Thursday, July 19, 2012

Readcube Offers Research Organization Tutorials

Readcube is a desktop tool (available for Mac and Windows) that aims to help students and teachers search and organize their research more effectively. I wrote this review of Readcube last month. This week Readcube launched Readcube Boot Camp to help users use Readcube better. Right now the Boot Camp has four video tutorials offering tips for searching, annotating, and organizing.

Applications for Education
Readcube is targeted toward university use, but it could also be helpful for high school students working on long term research projects.

Sport Science - The Physics of Archery

I trained in archery at the Olympic Training Center in Chula Vista, California as a teenager and have three friends that competed in the Olympics in archery in 1996, 2000, 2004, and 2008. Therefore, archery is the Olympic Games event that I will be watching the closest this summer. ESPN Sport Science has released a new episode featuring the current top ranked archer in the world. The video does a nice job of explaining the physics and mathematics of archery. The video also gives a brief mention to the bio-mechanics of archery. Watch the video below.


Applications for Education
I know of some schools that have an archery component in their physical education courses. Sport Science: Archery could be a good video to use to connect physical education with mathematics and science. 

How to Easily Blur Faces from YouTube Videos

The concern about sharing students' videos on YouTube that I hear most frequently is about privacy. Many teachers and school administrators don't want to put videos online that have students' faces in them. Yesterday, YouTube launched a new editing feature to address that issue.

There is now a face blurring tool in the YouTube video editor. These are the steps for using the new face blurring tool: 1. upload your video to YouTube. 2. open the "enhancements" option for your video. 3. select "blur all faces" in the "quick fixes tab." See the slides below for screenshots of the process.

Use Sound Gecko to Listen to the Web

Sound Gecko is a free service that turns text articles into MP3 files. Using Sound Gecko you can take an article from a website, paste its URL into Sound Gecko, and then listen to a reading of that article. The conversion isn't instantaneous, but it is relatively quick. You do have to enter an email address in order to get the MP3 file. To remove the copy and paste part of the process you can install the Sound Gecko Chrome extension.

Sound Gecko does offer an iPhone app that you can use to organize and listen to playlists of the articles you've converted into MP3 recordings.

Applications for Education
Sound Gecko could be a great tool to use to create audio recordings that you can use in your classroom to support emerging readers. You could print an article and convert it to MP3 then have students follow along while listening to the narration.

Sound Gecko reminded me a bit of Vocalyze which you might also be interested in trying.

H/T to Life Hacker.

Wednesday, July 18, 2012

Two Books to Read Before School Starts

Occasionally I stray from my mission of sharing free tools here on Free Technology for Teachers. This afternoon I was reminded of a couple of very affordable books that I've read in the last year that I think teachers can really benefit from reading. On that note, I'm going to stray from sharing free resources in this post and recommend two books. Of course, you could try to find them through your local library if you don't want to buy them and then they will be free for you. 

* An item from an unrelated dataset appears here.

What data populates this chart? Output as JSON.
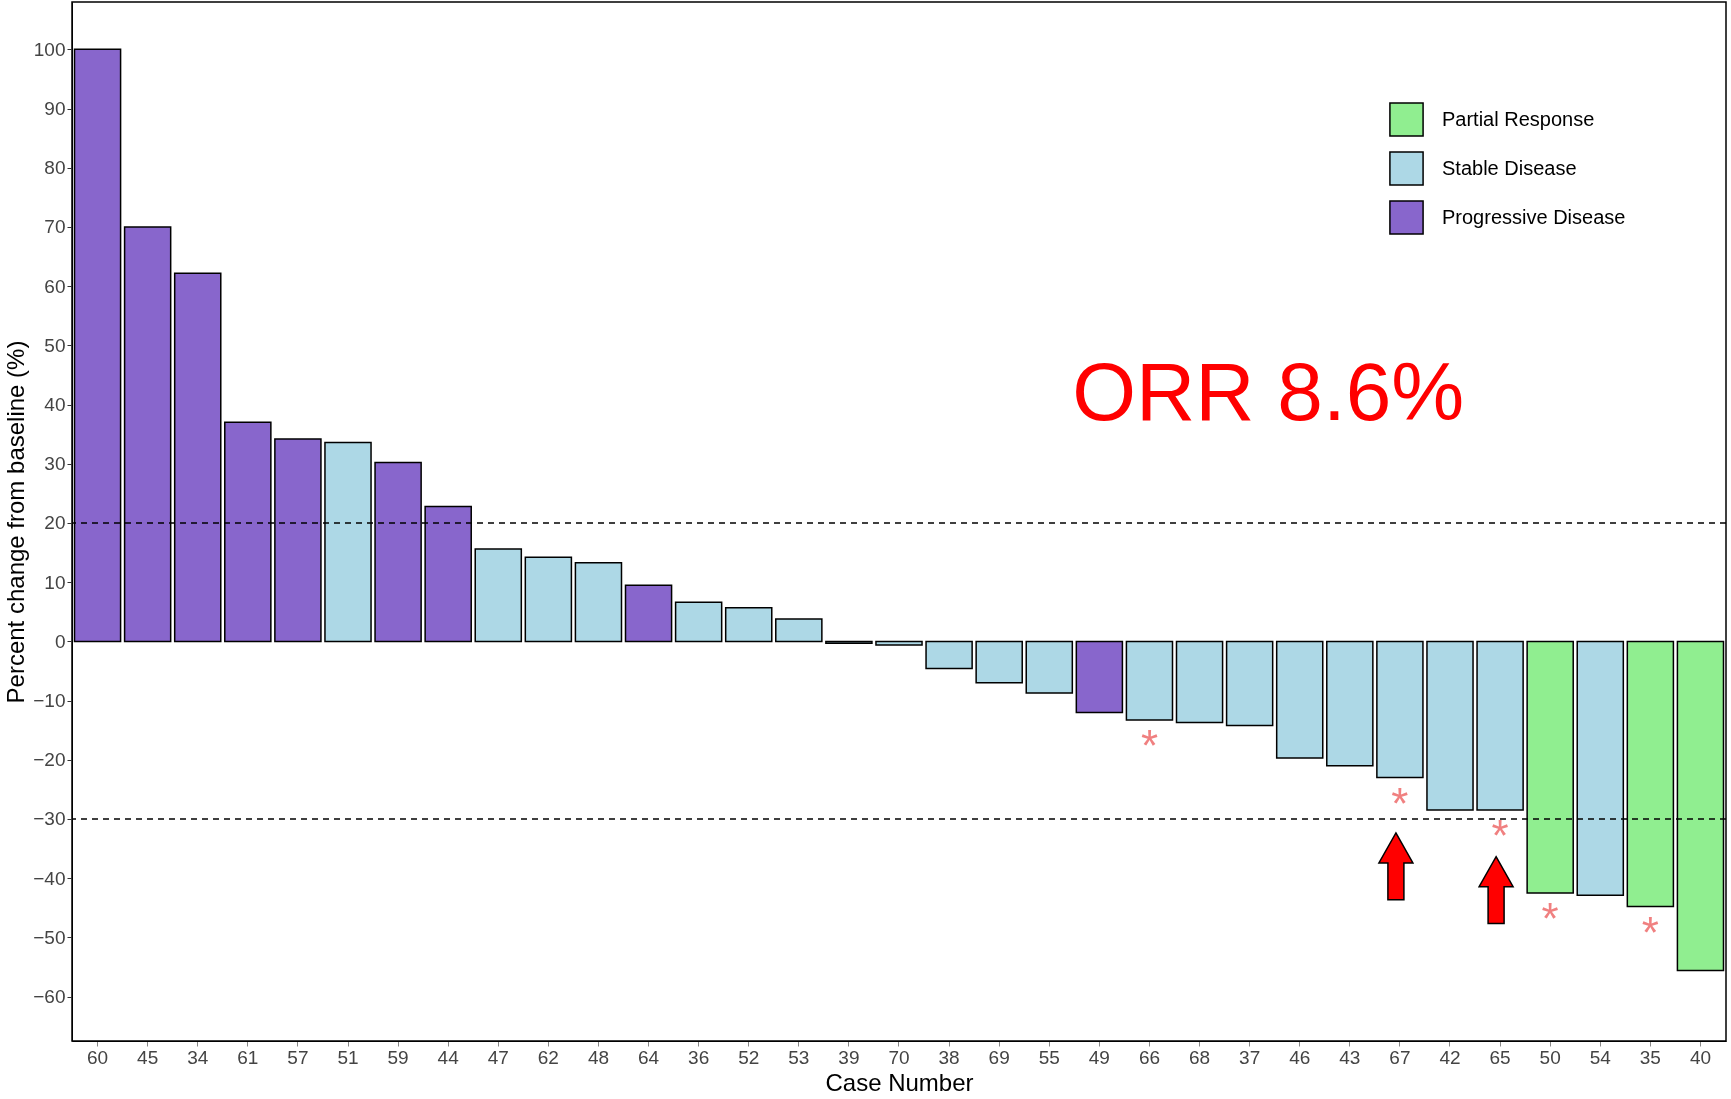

Wesley Fryer's Playing with Media is a great ebook that is packed with ideas and tips for creating multimedia projects with your students. Wes does a particularly great job in explaining the sometimes tricky issues associated with Copyright, Creative Commons, and Fair Use.


For a non-tech book about education, I recommend Listen To Your Kids written by my friend and former colleague Tom Harvey. Tom's book is filled with touching stories drawn from his career of more than thirty years in public school classrooms. I've personally bought and given away two copies of the book because I think it has a message that needs to reach more people. Listen To Your Kids will remind you why you got into teaching in the first place.